The board has also been working on a legislative concept that addresses a number of issues related to pharmaceutical pricing, Magrish said. 

“There is at least one other bill that would require even more detailed granular reporting to the drug price transparency program,” Magrish said.

The committee reviewed three bills concerning business practices with PBMs on Tuesday:

  • House Bill 2725 would prohibit PBMs from imposing fees on rural pharmacies after point of sale.
  • HB 2715 would prohibit health insurers and PBMs from restricting coverage of physician-administered prescription drugs that are obtained by non-participating pharmacies.
  • HB 2716 would prohibit specified practices by insurers and PBMs in reimbursing costs of prescription drugs.

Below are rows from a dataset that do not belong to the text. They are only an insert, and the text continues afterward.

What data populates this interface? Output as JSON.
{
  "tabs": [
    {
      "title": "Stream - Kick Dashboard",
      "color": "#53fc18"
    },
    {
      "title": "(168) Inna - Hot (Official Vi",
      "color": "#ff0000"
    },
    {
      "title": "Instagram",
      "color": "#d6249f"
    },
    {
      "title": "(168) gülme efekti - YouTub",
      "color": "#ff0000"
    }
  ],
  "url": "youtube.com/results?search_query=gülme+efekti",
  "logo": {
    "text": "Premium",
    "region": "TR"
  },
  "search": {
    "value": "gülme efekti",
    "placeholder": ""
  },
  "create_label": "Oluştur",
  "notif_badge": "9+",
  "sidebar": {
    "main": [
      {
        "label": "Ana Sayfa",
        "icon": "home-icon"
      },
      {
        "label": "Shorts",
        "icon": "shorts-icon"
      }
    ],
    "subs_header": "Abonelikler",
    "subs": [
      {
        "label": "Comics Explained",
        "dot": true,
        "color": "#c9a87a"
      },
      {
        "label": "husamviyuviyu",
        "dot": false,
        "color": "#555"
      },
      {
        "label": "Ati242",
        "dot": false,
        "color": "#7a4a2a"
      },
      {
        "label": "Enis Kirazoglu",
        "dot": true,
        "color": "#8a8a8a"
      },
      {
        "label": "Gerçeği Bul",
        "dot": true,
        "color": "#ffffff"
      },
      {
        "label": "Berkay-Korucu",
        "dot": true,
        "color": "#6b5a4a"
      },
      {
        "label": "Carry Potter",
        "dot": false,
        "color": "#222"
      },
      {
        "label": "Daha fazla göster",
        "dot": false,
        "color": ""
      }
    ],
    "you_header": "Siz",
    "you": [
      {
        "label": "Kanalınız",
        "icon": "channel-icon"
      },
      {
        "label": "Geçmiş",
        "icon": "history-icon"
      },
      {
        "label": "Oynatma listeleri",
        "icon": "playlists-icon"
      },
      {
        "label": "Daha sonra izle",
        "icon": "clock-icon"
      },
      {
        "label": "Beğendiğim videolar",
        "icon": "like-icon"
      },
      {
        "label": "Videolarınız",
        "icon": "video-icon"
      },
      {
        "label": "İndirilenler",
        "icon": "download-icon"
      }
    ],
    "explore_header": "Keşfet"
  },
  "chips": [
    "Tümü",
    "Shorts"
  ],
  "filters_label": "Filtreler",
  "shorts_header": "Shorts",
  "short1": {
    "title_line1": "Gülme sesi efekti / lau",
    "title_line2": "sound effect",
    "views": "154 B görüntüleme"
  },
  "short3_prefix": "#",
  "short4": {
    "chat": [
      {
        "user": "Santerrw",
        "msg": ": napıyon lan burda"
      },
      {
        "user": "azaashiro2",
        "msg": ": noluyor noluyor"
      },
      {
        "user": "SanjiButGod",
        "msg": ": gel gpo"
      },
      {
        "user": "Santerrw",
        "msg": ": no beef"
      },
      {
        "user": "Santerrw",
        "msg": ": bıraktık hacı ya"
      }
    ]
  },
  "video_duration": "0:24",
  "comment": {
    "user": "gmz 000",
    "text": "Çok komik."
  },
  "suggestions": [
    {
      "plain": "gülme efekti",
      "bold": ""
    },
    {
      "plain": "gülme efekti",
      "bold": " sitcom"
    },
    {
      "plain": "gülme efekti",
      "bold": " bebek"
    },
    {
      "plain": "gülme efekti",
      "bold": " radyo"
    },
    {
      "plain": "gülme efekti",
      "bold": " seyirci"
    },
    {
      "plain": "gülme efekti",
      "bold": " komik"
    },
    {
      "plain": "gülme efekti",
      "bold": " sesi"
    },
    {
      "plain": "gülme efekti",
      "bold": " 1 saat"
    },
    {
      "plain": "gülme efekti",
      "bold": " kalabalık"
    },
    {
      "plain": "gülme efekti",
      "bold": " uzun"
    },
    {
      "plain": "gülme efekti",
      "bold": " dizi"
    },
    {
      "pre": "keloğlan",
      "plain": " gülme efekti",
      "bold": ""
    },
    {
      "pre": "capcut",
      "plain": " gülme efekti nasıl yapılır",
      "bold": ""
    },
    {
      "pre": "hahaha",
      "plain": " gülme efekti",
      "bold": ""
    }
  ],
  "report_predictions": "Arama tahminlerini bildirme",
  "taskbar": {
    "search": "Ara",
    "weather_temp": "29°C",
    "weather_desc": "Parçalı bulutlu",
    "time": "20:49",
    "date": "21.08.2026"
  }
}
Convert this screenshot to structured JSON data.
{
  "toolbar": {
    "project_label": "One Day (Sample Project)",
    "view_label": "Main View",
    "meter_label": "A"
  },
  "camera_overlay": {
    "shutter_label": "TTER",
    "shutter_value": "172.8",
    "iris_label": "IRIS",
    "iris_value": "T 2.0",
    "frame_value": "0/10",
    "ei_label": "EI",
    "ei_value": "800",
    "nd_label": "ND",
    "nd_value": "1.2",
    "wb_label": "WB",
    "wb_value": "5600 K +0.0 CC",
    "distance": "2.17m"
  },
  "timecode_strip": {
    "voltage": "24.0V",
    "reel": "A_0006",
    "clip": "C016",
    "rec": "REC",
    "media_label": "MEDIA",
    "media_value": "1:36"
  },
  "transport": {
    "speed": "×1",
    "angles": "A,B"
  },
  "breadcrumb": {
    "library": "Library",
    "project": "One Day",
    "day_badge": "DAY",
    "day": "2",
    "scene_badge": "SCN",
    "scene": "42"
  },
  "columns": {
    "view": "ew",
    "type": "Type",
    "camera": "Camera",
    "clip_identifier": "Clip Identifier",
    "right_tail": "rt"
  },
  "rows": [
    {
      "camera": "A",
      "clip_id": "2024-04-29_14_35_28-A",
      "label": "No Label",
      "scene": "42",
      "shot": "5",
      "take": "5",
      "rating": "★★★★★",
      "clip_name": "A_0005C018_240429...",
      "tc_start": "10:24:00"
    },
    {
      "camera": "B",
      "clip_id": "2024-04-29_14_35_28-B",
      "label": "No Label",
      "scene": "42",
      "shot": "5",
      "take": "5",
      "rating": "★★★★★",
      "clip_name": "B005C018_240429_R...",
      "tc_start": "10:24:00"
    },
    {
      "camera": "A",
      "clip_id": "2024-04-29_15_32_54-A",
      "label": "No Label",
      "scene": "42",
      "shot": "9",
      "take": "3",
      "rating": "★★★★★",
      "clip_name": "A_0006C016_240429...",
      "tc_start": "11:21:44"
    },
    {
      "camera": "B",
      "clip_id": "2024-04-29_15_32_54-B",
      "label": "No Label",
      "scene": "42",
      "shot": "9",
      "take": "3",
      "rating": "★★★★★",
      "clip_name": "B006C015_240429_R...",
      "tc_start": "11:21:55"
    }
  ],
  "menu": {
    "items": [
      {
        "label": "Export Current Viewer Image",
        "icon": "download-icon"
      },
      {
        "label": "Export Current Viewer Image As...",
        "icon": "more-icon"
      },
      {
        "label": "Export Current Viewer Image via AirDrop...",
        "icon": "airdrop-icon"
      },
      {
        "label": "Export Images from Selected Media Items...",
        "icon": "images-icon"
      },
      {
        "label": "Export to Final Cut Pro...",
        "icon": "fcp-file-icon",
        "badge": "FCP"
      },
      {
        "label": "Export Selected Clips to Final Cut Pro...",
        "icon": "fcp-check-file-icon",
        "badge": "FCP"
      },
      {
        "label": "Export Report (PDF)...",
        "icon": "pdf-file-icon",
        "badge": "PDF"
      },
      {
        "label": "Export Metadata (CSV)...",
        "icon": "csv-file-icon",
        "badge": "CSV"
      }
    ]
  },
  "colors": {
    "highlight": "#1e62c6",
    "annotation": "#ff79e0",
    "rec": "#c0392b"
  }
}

Rep. Anna Scharf (R-Amity) said HB 2715 would restrict the growing practice of white bagging

“White bagging is the practice of payers requiring patients to use a select few specialty pharmacies to dispense their physician-prescribed or provider-administered medication,” Scharf said. “The medications are shipped directly from these specialty pharmacies, which are often owned by the PBMs. This arrangement bypasses the safety process used by clinics and hospitals, and forces them to use the medications they are not providing or in control of.”

Committee members did not take any action on the bills, but Scharf urged members to send them to a floor vote during future hearings. The committee has additional bills dealing with PBM practices on their agenda for Wednesday.